A aceitação de um caso precisa da assinatura de quatro ministros. Nas décadas de 70 e 80, se três ministros votassem pela aceitação do caso, era comum um quarto ministro dar um voto de cortesia para suplementar os votos dos três colegas. Nesses tempos, a corte julgava cerca de 150 casos por ano judicial — quase o dobro do que fazem hoje.

A “petição de certiorari” deve incluir um histórico do caso, seus fatos básicos e as questões jurídicas importantes relacionadas a ele. A outra parte terá, evidentemente, a oportunidade de protocolar uma resposta. E organizações interessadas podem também protocolar uma petição — normalmente um amicus curiae — de apoio a uma ou outra parte.

Os ministros dificilmente leem essas petições. Um grupo de assessores jurídicos dos ministros se reúne e produz um sumário do caso para a apreciação de seus chefes (o ministro Samuel Alito é o único que, às vezes, lê todas as petições). Além dos sumários, os assessores jurídicos também fazem recomendações sobre se a corte deve aceitar ou não julgar o caso. Com essas informações na mão, os ministros decidem a sorte do processo.

Parâmetros para a decisão
De uma maneira geral, qualquer caso, para ser aceito, deve envolver uma questão relacionada a uma lei federal ou deve ter tramitado em uma jurisdição federal. Um caso que envolve apenas leis estaduais correrá dentro da estrutura judiciária do estado. E a última instância será o tribunal superior do estado (que, em alguns estados, são chamados de State Supreme Court).

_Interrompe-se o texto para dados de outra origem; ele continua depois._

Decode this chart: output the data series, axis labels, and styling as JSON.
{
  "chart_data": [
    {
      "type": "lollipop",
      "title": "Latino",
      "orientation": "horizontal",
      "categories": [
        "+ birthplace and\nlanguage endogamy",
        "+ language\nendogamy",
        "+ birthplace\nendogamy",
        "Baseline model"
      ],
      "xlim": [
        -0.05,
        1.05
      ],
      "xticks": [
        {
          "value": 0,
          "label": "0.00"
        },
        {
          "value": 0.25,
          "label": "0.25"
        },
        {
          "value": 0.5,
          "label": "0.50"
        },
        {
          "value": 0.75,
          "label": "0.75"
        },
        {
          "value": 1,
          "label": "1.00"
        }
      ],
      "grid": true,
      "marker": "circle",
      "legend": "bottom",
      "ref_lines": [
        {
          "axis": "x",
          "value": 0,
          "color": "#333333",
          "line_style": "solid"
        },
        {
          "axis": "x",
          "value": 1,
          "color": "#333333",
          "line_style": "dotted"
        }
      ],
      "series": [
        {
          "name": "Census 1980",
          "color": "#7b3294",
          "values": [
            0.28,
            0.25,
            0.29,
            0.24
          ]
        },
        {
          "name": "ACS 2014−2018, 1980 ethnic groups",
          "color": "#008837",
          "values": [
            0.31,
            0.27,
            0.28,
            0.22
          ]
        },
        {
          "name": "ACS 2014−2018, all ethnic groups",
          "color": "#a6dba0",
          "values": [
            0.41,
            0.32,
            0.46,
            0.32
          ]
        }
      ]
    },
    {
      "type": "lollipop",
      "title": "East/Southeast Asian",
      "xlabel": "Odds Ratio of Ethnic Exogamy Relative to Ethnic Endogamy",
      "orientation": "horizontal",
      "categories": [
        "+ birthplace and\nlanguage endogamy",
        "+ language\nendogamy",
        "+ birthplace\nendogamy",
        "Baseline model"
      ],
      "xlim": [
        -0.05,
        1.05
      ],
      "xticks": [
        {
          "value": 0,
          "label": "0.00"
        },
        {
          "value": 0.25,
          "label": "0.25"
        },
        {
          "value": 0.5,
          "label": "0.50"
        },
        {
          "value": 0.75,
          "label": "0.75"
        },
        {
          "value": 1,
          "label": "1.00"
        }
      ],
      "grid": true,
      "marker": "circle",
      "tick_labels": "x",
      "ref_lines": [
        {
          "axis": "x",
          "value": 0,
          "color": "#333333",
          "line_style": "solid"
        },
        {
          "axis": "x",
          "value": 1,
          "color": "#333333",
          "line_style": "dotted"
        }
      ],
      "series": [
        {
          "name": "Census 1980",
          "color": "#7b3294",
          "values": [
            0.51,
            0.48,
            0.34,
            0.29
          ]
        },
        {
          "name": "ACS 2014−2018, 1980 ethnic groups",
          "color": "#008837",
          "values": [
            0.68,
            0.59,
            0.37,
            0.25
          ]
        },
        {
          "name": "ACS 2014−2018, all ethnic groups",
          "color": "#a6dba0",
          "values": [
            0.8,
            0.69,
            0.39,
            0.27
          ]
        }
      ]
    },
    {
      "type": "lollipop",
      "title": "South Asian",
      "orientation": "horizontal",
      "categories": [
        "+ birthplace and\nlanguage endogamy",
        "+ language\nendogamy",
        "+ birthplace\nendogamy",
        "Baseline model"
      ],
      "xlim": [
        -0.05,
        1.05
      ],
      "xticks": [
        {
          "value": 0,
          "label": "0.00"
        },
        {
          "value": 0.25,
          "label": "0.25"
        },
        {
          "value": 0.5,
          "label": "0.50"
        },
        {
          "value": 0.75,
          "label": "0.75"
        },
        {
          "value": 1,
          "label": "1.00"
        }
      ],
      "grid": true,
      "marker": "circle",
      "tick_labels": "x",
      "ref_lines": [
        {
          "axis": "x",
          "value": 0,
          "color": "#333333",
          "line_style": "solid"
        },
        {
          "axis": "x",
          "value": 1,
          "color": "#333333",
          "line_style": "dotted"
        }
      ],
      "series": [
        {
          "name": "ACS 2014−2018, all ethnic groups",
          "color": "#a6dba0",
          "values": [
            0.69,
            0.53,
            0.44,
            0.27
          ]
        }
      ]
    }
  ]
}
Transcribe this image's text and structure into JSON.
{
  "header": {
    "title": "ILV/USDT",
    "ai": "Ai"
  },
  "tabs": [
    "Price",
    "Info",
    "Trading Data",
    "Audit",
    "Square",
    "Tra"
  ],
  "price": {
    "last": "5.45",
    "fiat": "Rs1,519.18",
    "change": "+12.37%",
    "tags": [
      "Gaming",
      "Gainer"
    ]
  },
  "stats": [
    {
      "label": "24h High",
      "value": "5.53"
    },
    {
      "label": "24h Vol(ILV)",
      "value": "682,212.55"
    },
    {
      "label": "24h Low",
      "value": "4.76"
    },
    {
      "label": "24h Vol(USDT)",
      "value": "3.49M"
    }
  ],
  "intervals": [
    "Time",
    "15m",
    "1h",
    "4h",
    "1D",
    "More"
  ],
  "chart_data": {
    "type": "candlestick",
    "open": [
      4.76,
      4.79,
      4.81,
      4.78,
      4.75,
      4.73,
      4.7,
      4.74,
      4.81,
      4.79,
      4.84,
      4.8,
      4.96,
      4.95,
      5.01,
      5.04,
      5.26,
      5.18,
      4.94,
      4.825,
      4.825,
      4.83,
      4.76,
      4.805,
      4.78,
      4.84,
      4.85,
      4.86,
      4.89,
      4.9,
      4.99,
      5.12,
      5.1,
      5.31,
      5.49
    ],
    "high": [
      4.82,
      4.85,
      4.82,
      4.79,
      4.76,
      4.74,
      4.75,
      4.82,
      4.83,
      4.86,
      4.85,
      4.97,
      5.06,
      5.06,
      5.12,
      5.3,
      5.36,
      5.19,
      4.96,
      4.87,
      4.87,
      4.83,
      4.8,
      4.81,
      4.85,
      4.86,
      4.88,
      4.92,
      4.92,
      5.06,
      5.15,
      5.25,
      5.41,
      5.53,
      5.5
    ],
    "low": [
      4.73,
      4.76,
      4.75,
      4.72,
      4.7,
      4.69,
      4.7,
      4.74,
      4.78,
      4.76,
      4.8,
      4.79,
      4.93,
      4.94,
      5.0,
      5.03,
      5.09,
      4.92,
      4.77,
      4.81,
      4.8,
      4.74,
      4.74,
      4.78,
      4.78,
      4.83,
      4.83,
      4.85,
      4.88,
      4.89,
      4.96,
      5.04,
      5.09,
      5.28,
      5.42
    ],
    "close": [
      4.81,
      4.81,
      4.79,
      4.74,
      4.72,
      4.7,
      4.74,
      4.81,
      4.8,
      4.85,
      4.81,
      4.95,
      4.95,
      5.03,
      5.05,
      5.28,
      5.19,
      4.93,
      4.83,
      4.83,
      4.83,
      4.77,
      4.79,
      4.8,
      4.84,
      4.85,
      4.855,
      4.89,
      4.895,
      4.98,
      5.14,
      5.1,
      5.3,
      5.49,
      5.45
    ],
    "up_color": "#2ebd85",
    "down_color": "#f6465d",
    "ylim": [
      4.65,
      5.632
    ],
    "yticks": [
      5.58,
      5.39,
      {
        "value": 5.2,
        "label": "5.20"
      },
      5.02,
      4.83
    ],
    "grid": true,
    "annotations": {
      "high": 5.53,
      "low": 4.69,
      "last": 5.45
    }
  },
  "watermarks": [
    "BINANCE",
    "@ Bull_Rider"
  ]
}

Alguns casos cumprem sua rota na justiça estadual, mas terminam na Suprema Corte dos EUA, porque há, por exemplo, questões constitucionais envolvidas. Tradicionalmente, os parâmetros para a Suprema Corte, também conhecida como SCOTUS (Supreme Court of the United States) aceitar julgar um caso são esses:

1. A SCOTUS irá julgar casos que envolvem “conflitos da lei”. O sistema judicial dos EUA (ou o sistema federal) consiste de 13 “circuitos” federais — significando que existem 13 tribunais federais de recurso — mais 50 tribunais superiores, um em cada estado. Quando dois ou mais tribunais de recursos tomam decisões diferentes sobre uma questão federal ou sobre constitucionalidade da lei, a Suprema Corte pode interferir e tomar uma decisão, que será, então, seguida em todo o país.

2. A SCOTUS pode julgar casos que são “importantes”. Algumas vezes a corte decide julgar alguns casos altamente incomuns, como o U.S. x Nixon (o caso Watergate) ou Bush x Gore (em que a corte de maioria conservadora decidiu as eleições presidenciais de 2000 em favor de Bush). Ou ainda algum caso de grande importância social, como Roe x Wade (uma decisão sobre o aborto).

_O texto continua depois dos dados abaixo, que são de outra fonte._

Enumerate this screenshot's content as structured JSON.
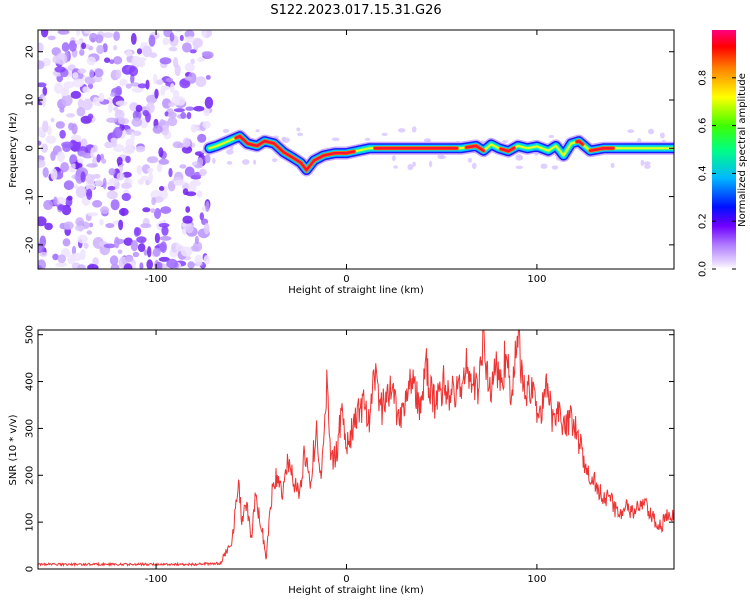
{
  "figure": {
    "title": "S122.2023.017.15.31.G26"
  },
  "chart_data": [
    {
      "type": "heatmap",
      "xlabel": "Height of straight line (km)",
      "ylabel": "Frequency (Hz)",
      "xlim": [
        -162,
        172
      ],
      "ylim": [
        -25,
        24.5
      ],
      "xticks": [
        -100,
        0,
        100
      ],
      "yticks": [
        -20,
        -10,
        0,
        10,
        20
      ],
      "noise_region_x": [
        -162,
        -72
      ],
      "signal_region_x": [
        -72,
        172
      ],
      "colorbar": {
        "label": "Normalized spectral amplitude",
        "range": [
          0.0,
          1.0
        ],
        "ticks": [
          0.0,
          0.2,
          0.4,
          0.6,
          0.8
        ],
        "tick_labels": [
          "0.0",
          "0.2",
          "0.4",
          "0.6",
          "0.8"
        ],
        "colors": [
          "#ffffff",
          "#d9c0ff",
          "#8000ff",
          "#0000ff",
          "#00c0ff",
          "#00ff40",
          "#ffff00",
          "#ff8000",
          "#ff0000",
          "#ff0080"
        ]
      },
      "ridge_center": [
        [
          -72,
          0.0
        ],
        [
          -68,
          0.5
        ],
        [
          -62,
          1.5
        ],
        [
          -56,
          2.5
        ],
        [
          -52,
          1.0
        ],
        [
          -47,
          0.5
        ],
        [
          -43,
          1.5
        ],
        [
          -38,
          1.0
        ],
        [
          -33,
          -0.8
        ],
        [
          -28,
          -2.0
        ],
        [
          -24,
          -3.0
        ],
        [
          -21,
          -4.5
        ],
        [
          -17,
          -2.5
        ],
        [
          -12,
          -1.5
        ],
        [
          -6,
          -1.0
        ],
        [
          0,
          -1.0
        ],
        [
          6,
          -0.5
        ],
        [
          12,
          0.0
        ],
        [
          40,
          0.0
        ],
        [
          60,
          0.0
        ],
        [
          68,
          0.5
        ],
        [
          72,
          -0.5
        ],
        [
          76,
          0.8
        ],
        [
          80,
          0.0
        ],
        [
          85,
          -0.6
        ],
        [
          90,
          0.5
        ],
        [
          95,
          0.0
        ],
        [
          100,
          0.4
        ],
        [
          106,
          -0.5
        ],
        [
          110,
          0.5
        ],
        [
          114,
          -1.5
        ],
        [
          118,
          1.0
        ],
        [
          122,
          1.5
        ],
        [
          128,
          -0.5
        ],
        [
          135,
          0.0
        ],
        [
          150,
          0.0
        ],
        [
          172,
          0.0
        ]
      ],
      "ridge_peak_x": [
        [
          -58,
          4
        ],
        [
          15,
          58
        ],
        [
          63,
          72
        ],
        [
          81,
          88
        ],
        [
          121,
          124
        ],
        [
          128,
          140
        ]
      ]
    },
    {
      "type": "line",
      "xlabel": "Height of straight line (km)",
      "ylabel": "SNR (10 * v/v)",
      "xlim": [
        -162,
        172
      ],
      "ylim": [
        0,
        510
      ],
      "xticks": [
        -100,
        0,
        100
      ],
      "yticks": [
        0,
        100,
        200,
        300,
        400,
        500
      ],
      "series": [
        {
          "color": "#ee3333",
          "x": [
            -162,
            -140,
            -120,
            -100,
            -80,
            -66,
            -60,
            -57,
            -55,
            -52,
            -50,
            -48,
            -45,
            -42,
            -40,
            -37,
            -34,
            -31,
            -28,
            -25,
            -22,
            -19,
            -16,
            -13,
            -10,
            -8,
            -5,
            -2,
            0,
            3,
            6,
            9,
            12,
            15,
            18,
            21,
            24,
            27,
            30,
            33,
            36,
            39,
            42,
            45,
            48,
            51,
            54,
            57,
            60,
            63,
            66,
            69,
            72,
            75,
            78,
            81,
            84,
            87,
            90,
            93,
            96,
            99,
            102,
            105,
            108,
            111,
            114,
            117,
            120,
            123,
            126,
            129,
            132,
            135,
            138,
            141,
            144,
            147,
            150,
            153,
            156,
            159,
            162,
            165,
            168,
            172
          ],
          "y": [
            10,
            10,
            10,
            10,
            10,
            12,
            60,
            190,
            110,
            130,
            60,
            150,
            100,
            20,
            140,
            200,
            160,
            230,
            190,
            160,
            250,
            180,
            300,
            200,
            410,
            220,
            260,
            350,
            250,
            300,
            330,
            360,
            300,
            420,
            340,
            360,
            400,
            330,
            340,
            420,
            380,
            340,
            430,
            360,
            360,
            400,
            370,
            380,
            380,
            440,
            390,
            390,
            490,
            370,
            440,
            390,
            470,
            360,
            510,
            380,
            380,
            360,
            330,
            380,
            330,
            340,
            310,
            320,
            300,
            260,
            200,
            200,
            170,
            160,
            150,
            130,
            120,
            130,
            120,
            130,
            140,
            120,
            100,
            90,
            110,
            110
          ]
        }
      ]
    }
  ]
}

3. A SCOTUS também julga casos que se relacionam a “interesses específicos dos ministros”. Algumas vezes, os ministros decidem julgar um caso porque ele se relaciona a alguma área de sua predileção no Direito.

4. A SCOTUS irá julgar casos em que “tribunais inferiores desconsideraram decisões anteriores” da Suprema Corte. Se um tribunal inferior negligencia flagrantemente algumas de suas decisões passadas, a Suprema Corte deverá julgar o caso para corrigir a decisão do tribunal inferior ou, simplesmente, anular a decisão sem qualquer comentário.

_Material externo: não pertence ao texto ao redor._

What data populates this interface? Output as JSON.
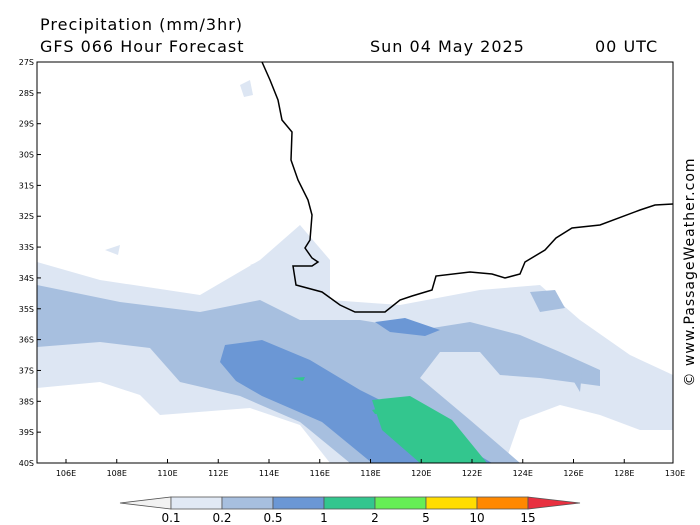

A nova ação contra o seguro-saúde Obamacare tem um enfoque diferente do que o que foi julgado em 2012. Os demandantes alegam, agora, que o programa pode ser financiado pelos estados, de acordo com a lei, e não pelo governo federal. Muitos estados se recusaram a criar um programa estadual e, por isso, o governo federal assumiu a responsabilidade de cobrir os custos do seguro-saúde com verbas federais. Os demandantes alegam que isso é ilegal.

Como quatro ministros, provavelmente quatro dos cinco ministros conservadores, decidiram aceitar o julgamento da ação, só é preciso que o quinto ministro conservador se junte a eles para acabar com Obamacare. Em princípio, o Obamacare vai deixar de existir nos estados que não assumiram a responsabilidade de cobrir os custos. Mas, a retirada deles vai inviabilizar todo o programa, porque o custo do seguro nos estados restantes será tão alto, que deixará de ser acessível à população de baixa ou média renda.